Chipsy kratzte an der Tür. Lea öffnete und nahm den Hund auf den Arm. Mit gesenktem Kopf bat sie: „Sei mir nicht böse.“
„Das muss ich mir noch schwer überlegen.“
Lea schielte zu ihr hinüber. Nele sah schon weniger grimmig aus als eben. Erleichtert atmete sie auf.
„Das wäre ja wohl ein Ding“, setzte Nele hinzu, „wenn unsere Freundschaft kaputtginge, nur wegen irgendeinem Kerl.“
„Nicht wegen irgendeinem Kerl“, protestierte Lea. „Wegen Marc.“
„Ich kann mich nur wiederholen“, erwiderte Nele. „Verlieb dich in Steffen! Das wäre die einfachste und für alle die beste Lösung.“
„Du bist gut! Als ob man sich auf Kommando verlieben könnte.“
„Wieso nicht? Steffen sieht gut aus, und er steht auf dich.“
„Ich habe Steffen gern“, fiel Lea ihr ins Wort, „sehr sogar, aber ich könnte mich nie in ihn verlieben.“
„Wenn du dir Marc wirklich angeln willst, musst du was tun“, stellte Nele fest. „Wenn du dich benimmst wie auf der Fete, wird das nie was.“
„Was kann ich denn tun?“, fragte Lea verzweifelt.
„Lass mich mal nachdenken ...“ Sie runzelte die Stirn und starrte lange vor sich hin.
Gespannt wartete Lea ab.
„Sorry“, sagte Nele schließlich, „mir fällt immer nur das ein, was ich dir schon hundertmal geraten habe: Du bist eine Niete in Französisch, und das solltest du ausnutzen.“
„Na toll!“, erwiderte Lea. „Das findet Marc bestimmt ganz klasse, wo er Franzose ist.“
„Halbfranzose“, korrigierte Nele sie. „Aber egal. Wir schreiben bald die nächste Klassenarbeit. Frag ihn, ob er mit dir üben kann. Sag, du hast nix kapiert. Zum Beispiel das mit dem Subjonctif ...“
„Was sogar stimmt“, warf Lea ein. „Beim Subjonctif blicke ich tatsächlich nicht durch.“
„Na siehste. Bitte ihn, dir den Subjonctif zu erklären.“
„Hm ... Ich finde, das ist zu aufdringlich.“
„Von nichts kommt nichts“, entgegnete Nele resolut.

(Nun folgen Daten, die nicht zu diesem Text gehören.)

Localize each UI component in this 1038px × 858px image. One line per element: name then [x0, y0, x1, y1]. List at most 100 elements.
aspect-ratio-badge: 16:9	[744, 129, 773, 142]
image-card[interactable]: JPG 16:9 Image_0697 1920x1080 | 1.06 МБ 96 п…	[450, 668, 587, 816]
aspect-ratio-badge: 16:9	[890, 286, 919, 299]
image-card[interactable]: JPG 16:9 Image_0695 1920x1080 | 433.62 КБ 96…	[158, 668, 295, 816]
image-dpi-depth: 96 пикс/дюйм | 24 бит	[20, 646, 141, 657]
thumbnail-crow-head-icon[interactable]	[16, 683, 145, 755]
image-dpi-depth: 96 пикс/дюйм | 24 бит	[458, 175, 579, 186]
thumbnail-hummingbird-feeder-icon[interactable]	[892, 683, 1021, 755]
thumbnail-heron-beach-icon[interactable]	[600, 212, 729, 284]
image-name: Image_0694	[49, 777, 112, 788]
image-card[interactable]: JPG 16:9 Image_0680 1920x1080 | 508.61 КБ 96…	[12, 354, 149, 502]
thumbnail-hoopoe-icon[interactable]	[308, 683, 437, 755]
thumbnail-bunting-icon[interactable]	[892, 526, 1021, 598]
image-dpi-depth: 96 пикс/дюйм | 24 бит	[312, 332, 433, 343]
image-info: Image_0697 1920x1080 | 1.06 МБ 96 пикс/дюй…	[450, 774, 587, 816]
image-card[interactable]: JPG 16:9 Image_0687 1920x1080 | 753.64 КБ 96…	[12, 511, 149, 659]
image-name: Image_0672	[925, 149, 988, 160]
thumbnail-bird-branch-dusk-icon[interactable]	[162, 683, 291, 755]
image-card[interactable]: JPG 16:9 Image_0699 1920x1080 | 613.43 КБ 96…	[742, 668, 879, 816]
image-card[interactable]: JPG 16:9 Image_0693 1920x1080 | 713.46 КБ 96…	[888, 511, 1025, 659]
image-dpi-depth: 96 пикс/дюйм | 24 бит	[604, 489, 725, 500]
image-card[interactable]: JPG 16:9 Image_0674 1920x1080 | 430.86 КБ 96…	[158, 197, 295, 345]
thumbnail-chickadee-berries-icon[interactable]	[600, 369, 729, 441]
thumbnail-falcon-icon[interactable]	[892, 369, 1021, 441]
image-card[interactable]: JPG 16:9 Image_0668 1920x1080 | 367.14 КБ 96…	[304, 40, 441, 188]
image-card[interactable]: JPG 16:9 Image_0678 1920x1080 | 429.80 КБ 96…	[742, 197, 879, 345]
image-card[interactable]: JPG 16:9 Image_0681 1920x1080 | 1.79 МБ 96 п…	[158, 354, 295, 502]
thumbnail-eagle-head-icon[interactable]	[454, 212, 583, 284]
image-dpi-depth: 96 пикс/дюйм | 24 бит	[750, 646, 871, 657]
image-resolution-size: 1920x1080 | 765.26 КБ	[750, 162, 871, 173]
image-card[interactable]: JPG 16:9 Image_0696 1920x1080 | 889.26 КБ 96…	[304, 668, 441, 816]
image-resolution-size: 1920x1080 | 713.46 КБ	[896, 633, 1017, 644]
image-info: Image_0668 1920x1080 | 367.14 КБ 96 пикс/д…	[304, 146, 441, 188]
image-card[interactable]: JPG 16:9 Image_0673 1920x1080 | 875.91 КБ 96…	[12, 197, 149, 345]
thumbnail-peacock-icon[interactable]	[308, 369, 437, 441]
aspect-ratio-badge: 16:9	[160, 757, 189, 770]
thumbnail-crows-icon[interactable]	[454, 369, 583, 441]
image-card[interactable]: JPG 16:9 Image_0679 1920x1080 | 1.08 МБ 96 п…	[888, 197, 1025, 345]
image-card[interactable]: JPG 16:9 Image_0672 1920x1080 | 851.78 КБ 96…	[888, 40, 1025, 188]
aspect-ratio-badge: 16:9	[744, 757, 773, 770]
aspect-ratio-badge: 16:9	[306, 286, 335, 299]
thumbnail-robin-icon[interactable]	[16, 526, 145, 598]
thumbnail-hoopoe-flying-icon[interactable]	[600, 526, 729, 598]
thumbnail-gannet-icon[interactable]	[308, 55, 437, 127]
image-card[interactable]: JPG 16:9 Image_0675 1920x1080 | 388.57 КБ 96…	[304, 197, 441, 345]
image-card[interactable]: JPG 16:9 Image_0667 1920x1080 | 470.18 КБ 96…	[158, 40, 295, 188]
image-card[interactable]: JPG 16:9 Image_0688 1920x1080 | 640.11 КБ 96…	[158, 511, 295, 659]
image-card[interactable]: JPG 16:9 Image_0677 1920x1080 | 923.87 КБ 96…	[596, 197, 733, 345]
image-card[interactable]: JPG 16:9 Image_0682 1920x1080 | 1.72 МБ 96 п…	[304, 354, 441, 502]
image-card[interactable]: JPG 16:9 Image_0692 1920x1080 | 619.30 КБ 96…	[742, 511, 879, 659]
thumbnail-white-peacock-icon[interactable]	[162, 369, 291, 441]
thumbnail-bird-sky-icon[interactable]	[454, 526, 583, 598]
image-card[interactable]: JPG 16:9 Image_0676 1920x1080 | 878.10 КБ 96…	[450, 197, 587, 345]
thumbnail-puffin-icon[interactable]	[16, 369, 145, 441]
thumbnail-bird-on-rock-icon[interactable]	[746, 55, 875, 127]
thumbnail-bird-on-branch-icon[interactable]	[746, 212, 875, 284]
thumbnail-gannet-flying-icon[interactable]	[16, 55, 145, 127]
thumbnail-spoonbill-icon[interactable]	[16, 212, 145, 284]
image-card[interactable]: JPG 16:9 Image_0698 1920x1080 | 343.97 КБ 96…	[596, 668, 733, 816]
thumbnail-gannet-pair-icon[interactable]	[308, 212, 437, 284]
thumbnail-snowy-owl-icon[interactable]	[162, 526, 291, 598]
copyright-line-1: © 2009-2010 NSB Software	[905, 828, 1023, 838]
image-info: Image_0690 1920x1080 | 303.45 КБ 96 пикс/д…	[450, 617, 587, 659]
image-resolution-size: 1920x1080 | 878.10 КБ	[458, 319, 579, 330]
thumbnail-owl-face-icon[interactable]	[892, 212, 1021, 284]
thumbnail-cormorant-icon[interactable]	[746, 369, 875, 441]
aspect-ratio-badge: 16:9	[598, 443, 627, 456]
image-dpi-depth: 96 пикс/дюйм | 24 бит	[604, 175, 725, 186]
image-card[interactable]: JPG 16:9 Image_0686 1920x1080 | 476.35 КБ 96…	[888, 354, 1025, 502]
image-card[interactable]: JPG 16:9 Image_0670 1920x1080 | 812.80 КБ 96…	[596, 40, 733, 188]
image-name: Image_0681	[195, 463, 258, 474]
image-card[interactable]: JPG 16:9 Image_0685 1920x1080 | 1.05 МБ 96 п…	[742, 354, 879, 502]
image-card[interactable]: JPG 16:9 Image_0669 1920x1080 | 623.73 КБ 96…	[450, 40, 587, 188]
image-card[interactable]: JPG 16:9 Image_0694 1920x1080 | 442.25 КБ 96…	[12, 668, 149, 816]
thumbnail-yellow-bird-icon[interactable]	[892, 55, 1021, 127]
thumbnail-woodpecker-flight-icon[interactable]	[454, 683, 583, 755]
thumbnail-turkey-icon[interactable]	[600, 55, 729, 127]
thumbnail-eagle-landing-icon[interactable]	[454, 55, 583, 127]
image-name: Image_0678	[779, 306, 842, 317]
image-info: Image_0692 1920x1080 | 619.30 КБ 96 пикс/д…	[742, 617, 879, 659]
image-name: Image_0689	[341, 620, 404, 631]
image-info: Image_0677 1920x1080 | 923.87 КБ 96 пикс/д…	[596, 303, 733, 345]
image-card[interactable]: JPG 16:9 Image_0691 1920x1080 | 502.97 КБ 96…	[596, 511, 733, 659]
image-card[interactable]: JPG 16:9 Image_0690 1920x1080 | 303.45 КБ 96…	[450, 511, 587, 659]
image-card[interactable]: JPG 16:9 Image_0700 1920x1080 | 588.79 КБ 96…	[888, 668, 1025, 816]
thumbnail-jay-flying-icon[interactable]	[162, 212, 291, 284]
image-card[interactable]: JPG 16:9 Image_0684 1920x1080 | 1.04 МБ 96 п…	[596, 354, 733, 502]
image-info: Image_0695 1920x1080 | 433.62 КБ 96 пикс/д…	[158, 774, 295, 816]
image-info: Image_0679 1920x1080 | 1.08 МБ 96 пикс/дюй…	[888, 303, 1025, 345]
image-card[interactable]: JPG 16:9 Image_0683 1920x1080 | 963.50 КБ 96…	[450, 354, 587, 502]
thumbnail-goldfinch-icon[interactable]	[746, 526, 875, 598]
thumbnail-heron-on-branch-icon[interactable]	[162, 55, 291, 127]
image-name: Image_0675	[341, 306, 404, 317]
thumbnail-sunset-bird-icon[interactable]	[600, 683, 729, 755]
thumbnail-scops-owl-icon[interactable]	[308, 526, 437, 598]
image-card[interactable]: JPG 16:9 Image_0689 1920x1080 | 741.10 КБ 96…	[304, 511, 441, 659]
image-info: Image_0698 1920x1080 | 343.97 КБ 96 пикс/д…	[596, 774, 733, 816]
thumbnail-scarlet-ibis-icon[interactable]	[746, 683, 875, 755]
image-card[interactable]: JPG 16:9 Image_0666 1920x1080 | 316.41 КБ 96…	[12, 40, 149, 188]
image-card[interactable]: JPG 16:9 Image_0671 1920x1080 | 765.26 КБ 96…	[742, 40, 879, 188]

„Vor lauter Aufregung kriege ich bestimmt keinen vernünftigen Satz raus. Dann denkt er erst recht, ich bin blöd.“
„Bist du ja auch!“ Nele feixte. „Nein, im Ernst: Das wäre eine gute Gelegenheit, sich nach der Schule mit ihm zu verabreden.“
„Du vergisst Amélie.
„Wie ich schon sagte: Du musst dich ins Zeug legen, wenn du Erfolg haben willst.
„Wäre es nicht gemein von mir, ihr den Freund auszuspannen?“
„Ach was! Du kennst sie doch gar nicht. Außerdem – es wäre sowieso besser für sie, wenn sie jemanden hätten, der immer da ist. Für Marc übrigens auch.“
„Wenn man dich reden hört, klingt es überzeugend.“
„Es klingt nicht nur so, es ist überzeugend! Aber du musst dich beeilen“, fügte Nele hinzu. „In den Osterferien fährt er zu seinen Großeltern. Das hat er mir gestern Abend erzählt.“
„Das hat er dir erzählt?“ Erneut durchzuckte Lea Misstrauen.
„Ja, denkst du etwa, wir hätten uns den ganzen Abend angeschwiegen?“
„Was habt ihr denn genau gemacht, nachdem ich gegangen bin?“
„Leeee-aaa!“ Nele schaute Lea drohend an.
„Schon gut, schon gut! Erzähl‘s mir trotzdem.“
Nele seufzte. „Wir haben getanzt, uns unterhalten, dann ist er gegangen. Und ich habe mit Kevin getanzt, bis mein Vater mich abgeholt hat.“
Sie schwärmte noch eine Weile von Kevin, doch Lea war nicht ganz bei der Sache.